Współpraca jako warunek sukcesu
Transformacja nie będzie możliwa bez efektywnej kooperacji na linii: przemysł – nauka – regulatorzy – operatorzy.
Tę konieczność podkreśla również Jan Florian, prezes MTU Aero Engines Polska:
„Inwestowanie w technologie takie jak Flying Fuel Cell to nie tylko odpowiedź na presję klimatyczną. To strategiczny krok w stronę globalnej konkurencyjności, który pozwala firmom wyprzedzić regulacje i kształtować przyszłość rynku.”
Programy takie jak HEROPS (Hydrogen-Electric Zero Emission Propulsion System) tworzą nowe możliwości współpracy dla firm produkcyjnych – zarówno tych dostarczających elementy mechaniczne, jak i software’owe systemy sterowania czy rozwiązania dla przemysłowego internetu rzeczy (IIoT).
Program ma na celu stworzenie skalowalnego napędu elektrycznego zasilanego wodorem dla samolotów regionalnych do 2035 roku, z demonstratorem naziemnym o mocy 1,2 megawata jako element rozwoju technologii Flying Fuel Cell™.
Dla zakładów produkcyjnych, zarówno w Europie, jak i poza nią, program CLAIRE i jego komponenty (GTF, SAF, FFC, HEROPS) oznaczają:
- potrzebę transformacji linii produkcyjnych – dostosowanie do nowych materiałów i konstrukcji ogniw paliwowych
- wzrost zapotrzebowania na precyzyjne technologie obróbki i nowe standardy jakości
- integrację cyfrowych narzędzi symulacyjnych do testowania i monitorowania wpływu na środowisko
- rosnące znaczenie automatyzacji i elastyczności produkcji – kluczowe przy zmiennych wymaganiach regulacyjnych i technologicznych
Liczby, które wyznaczają przyszłość
- Do 2050 roku linie lotnicze mają osiągnąć neutralność węglową
- 65% tej redukcji ma pochodzić z SAF
- SAF może redukować emisję CO₂ nawet o 80% przy pełnym wdrożeniu
- Flying Fuel Cell ma mieć 1,2 MW mocy i wejść do użytku do 2035 roku
- Etapowy rozwój CLAIRE zapewnia ciągłość technologicznego postępu przy jednoczesnym obniżeniu kosztów operacyjnych
Podsumowanie
Działania, które podejmuje MTU Aero Engines to nie tylko strategia środowiskowa, ale pełnowartościowy drogowskaz rozwoju przemysłu na nadchodzące dekady.
Jeśli przyszłość lotnictwa ma być zielona, to produkcja przemysłowa — cyfrowa, zwinna i precyzyjna — będzie jej silnikiem.
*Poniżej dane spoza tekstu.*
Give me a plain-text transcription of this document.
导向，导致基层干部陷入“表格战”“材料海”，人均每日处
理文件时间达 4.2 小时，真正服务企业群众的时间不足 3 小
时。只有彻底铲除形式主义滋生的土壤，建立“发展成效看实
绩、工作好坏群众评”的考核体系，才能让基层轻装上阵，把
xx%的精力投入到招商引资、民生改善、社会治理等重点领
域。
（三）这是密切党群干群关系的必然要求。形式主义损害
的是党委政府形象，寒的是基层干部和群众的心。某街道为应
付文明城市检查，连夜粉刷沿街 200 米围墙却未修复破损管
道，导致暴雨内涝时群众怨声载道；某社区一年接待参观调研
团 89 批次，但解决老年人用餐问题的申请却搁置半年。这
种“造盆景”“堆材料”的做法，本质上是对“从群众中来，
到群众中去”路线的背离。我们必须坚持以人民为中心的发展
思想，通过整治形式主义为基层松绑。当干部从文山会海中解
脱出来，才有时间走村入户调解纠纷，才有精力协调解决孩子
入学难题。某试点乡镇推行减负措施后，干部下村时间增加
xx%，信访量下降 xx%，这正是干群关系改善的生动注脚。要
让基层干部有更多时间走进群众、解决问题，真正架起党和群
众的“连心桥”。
Rozwój nowoczesnych technologii i alternatywnych paliw jest istotnym elementem dla zrównoważonego rozwoju branży lotniczej oraz ochrony środowiska. W obliczu rosnących wyzwań związanych z emisją CO2, NOx i zmianami klimatycznymi, innowacje w tej dziedzinie stają się niezbędne.
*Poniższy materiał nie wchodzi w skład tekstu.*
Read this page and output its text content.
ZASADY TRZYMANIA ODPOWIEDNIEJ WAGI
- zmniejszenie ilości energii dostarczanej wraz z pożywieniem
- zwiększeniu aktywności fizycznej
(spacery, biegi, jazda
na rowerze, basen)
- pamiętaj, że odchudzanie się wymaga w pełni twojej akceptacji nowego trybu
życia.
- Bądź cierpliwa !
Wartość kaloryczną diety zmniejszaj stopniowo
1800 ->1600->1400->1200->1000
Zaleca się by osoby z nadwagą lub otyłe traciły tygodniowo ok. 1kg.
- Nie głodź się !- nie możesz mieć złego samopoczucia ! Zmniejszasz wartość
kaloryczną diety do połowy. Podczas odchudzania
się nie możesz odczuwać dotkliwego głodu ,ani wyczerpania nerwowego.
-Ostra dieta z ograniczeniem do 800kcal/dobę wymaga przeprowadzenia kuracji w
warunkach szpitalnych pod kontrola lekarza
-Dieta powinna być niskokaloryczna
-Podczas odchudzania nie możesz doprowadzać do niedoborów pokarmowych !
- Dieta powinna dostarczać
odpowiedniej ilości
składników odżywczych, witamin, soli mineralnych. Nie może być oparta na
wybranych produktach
„Programy takie jak HEROPS oraz FFC są doskonałymi przykładami działań mających na celu zmniejszenie wpływu lotnictwa na środowisko. Flying Fuel Cell to napęd zasilany wodorem, który emitując jedynie parę wodną, znacząco redukuje wpływ lotnictwa na środowisko. Inwestowanie w takie technologie nie tylko pomaga osiągnąć cele zrównoważonego rozwoju, ale również wzmacnia konkurencyjność firm lotniczych na rynku globalnym. W dłuższej perspektywie takie innowacje mogą przyczynić się do bardziej ekologicznego i zrównoważonego przemysłu lotniczego, co jest korzystne zarówno dla środowiska, jak i gospodarki”, podsumowuje Jan Florian, prezes zarządu MTU Aero Engines Polska.